When the idea of nom* occurred to me, it seemed like I was conducting a thought experiment, and the idea seemed like something that had be given rather than something that I had invented . Also, once this idea existed, if felt like I was a sort-of custodian of this idea. All this sounds quite pretentious, but nevertheless I feel the concept of thought-experiments is important, because it relates to certain types of truth that you don't need any actual evidence to confirm.

At the very beginning, while walking in the countryside, I thought of nom* as a language that could implement itself, and I also thought immediately of a better, higher-level grammar language that I could implement 'on-top-of' nom* . About a year ago, I wrote a nom* script called /eg/toybnf.pss which was a first attempt at this higher-level language. Last night, I stayed up late and created the script /eg/syntagma.pss which is a pretty decent start to implementing this higher level parsing language.

a syntagma example


   literal: ';'|':' ;
   [:alpha:]+; {
     colour: 'blue'|'green'|'red'|'orange';   
     match 'Blue' { print 'colour names are lower case\n'; exit 1; }
     # default token name
     word: *;
   }
   shape: 'square'|'circle'|'triangle';   
   match [:space:] { delete; }
   # space: [:space:]+;
   # parsing phase
   object = colour shape ';' ;
   
   # delete the space token
   {} = space ;

The development of this language proceeded very quickly: in the last hour I added many new syntactical forms. I feel that this language has the potential to be more expressive about parsing than the nom* language itself. Or perhaps it is more compatible with how people think about parsing. In any case, it uses the machine://pep engine in order to render it’s ideas.

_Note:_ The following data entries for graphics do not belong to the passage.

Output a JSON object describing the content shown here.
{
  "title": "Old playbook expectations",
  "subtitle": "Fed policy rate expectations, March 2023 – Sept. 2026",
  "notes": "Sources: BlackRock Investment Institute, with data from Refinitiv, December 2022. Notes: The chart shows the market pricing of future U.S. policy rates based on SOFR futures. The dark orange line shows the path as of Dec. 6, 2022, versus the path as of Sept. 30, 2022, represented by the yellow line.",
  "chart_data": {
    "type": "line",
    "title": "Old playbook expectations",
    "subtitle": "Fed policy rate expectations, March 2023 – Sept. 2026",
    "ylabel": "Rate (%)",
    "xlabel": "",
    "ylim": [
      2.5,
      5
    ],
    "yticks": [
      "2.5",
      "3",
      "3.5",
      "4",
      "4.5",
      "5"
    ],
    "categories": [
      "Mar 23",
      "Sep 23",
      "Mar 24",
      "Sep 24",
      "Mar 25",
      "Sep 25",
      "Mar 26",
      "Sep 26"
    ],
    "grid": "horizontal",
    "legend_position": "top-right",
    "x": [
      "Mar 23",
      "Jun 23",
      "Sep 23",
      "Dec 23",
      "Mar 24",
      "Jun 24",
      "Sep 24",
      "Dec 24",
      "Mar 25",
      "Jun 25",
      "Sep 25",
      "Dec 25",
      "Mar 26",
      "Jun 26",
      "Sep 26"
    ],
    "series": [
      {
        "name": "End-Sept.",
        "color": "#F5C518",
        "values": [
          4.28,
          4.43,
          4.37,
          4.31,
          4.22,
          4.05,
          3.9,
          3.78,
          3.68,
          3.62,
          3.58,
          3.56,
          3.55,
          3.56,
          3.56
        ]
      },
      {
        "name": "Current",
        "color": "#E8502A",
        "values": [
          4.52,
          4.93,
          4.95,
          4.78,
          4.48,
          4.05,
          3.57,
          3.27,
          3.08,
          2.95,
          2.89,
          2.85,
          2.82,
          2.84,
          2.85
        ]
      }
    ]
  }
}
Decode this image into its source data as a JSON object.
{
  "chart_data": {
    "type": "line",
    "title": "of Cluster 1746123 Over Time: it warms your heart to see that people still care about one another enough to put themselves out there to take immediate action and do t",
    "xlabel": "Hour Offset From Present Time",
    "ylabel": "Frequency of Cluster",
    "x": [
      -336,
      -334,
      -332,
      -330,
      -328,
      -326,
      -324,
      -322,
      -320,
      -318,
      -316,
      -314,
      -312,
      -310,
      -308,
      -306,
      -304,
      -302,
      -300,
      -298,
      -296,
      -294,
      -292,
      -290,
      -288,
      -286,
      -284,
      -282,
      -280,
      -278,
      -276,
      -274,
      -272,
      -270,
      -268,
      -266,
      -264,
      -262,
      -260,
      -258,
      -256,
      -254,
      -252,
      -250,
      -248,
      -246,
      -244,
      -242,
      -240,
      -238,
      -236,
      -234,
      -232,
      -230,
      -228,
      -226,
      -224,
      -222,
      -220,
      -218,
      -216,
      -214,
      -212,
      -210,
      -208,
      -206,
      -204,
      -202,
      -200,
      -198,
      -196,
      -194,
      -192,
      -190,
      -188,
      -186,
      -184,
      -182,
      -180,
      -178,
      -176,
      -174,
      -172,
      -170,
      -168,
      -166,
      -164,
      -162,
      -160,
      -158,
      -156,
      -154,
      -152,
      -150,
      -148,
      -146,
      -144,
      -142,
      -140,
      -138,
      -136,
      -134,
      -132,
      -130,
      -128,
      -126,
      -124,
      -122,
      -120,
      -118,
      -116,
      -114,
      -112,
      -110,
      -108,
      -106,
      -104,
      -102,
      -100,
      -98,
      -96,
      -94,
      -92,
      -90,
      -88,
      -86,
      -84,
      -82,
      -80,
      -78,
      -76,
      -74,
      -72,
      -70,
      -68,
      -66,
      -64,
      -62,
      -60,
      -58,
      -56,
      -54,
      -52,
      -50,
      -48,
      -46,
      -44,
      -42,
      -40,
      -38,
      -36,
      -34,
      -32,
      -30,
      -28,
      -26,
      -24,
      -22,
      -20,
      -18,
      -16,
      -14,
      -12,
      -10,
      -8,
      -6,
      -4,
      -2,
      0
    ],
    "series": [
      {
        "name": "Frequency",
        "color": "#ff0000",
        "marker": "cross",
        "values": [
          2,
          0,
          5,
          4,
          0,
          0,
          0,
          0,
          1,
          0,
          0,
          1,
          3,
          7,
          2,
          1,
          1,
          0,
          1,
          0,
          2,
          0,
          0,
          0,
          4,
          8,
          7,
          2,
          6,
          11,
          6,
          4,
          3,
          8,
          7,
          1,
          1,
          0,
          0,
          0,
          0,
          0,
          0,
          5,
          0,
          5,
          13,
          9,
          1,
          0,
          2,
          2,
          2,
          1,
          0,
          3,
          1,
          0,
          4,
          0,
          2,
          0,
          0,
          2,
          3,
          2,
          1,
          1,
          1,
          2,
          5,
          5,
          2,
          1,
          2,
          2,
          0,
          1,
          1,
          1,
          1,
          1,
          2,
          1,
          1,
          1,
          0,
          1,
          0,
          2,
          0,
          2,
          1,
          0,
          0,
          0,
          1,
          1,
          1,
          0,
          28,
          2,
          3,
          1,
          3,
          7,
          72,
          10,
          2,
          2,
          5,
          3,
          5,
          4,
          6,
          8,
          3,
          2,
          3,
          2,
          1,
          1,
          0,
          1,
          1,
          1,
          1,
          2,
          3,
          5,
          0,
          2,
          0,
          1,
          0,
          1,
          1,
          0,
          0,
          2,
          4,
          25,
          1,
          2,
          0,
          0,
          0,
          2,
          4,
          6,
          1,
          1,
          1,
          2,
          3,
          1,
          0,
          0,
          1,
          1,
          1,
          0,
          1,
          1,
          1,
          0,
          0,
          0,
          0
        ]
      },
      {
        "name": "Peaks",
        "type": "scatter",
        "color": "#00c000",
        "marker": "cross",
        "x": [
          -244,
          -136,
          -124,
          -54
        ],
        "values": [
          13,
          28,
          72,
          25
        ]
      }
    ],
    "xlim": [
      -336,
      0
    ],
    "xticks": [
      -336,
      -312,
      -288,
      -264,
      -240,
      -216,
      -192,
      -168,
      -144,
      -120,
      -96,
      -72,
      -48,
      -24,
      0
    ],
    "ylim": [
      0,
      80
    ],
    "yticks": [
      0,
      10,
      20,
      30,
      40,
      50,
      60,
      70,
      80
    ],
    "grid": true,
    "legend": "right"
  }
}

The syntagma language still lacks 'composition' rules; meaning a syntax for composing new attributes from old ones. In the YACC tool, this syntax looks like this:

 { $$ = $1/$2; }

The meaning of this cryptogram is that the attribute of the new parse token will be the value of the 1^st parse-token divided by the 2nd. However, pep, nom* and syntagma* are all text-register based machines, so the composition rules will be text based and will look like this:

a syntagma parse rule with text composition of attributes


    object = colour shape {
      #1 := "$2 of colour $1"; 
    }

The hash (#) is to distinguish attributes of the tokens of the left-hand-side of the parse rule from the right. The $n variables relate to the corresponding attributes of the parse token in the right-hand-side of the parse rule. So, in this case, $2 is the attribute of the 'shape' token and $1 the attribute of the 'colour' token.

My idea of using text-composition (rather than calculation) corresponds to the concept that a compiler is just a language-to-language map.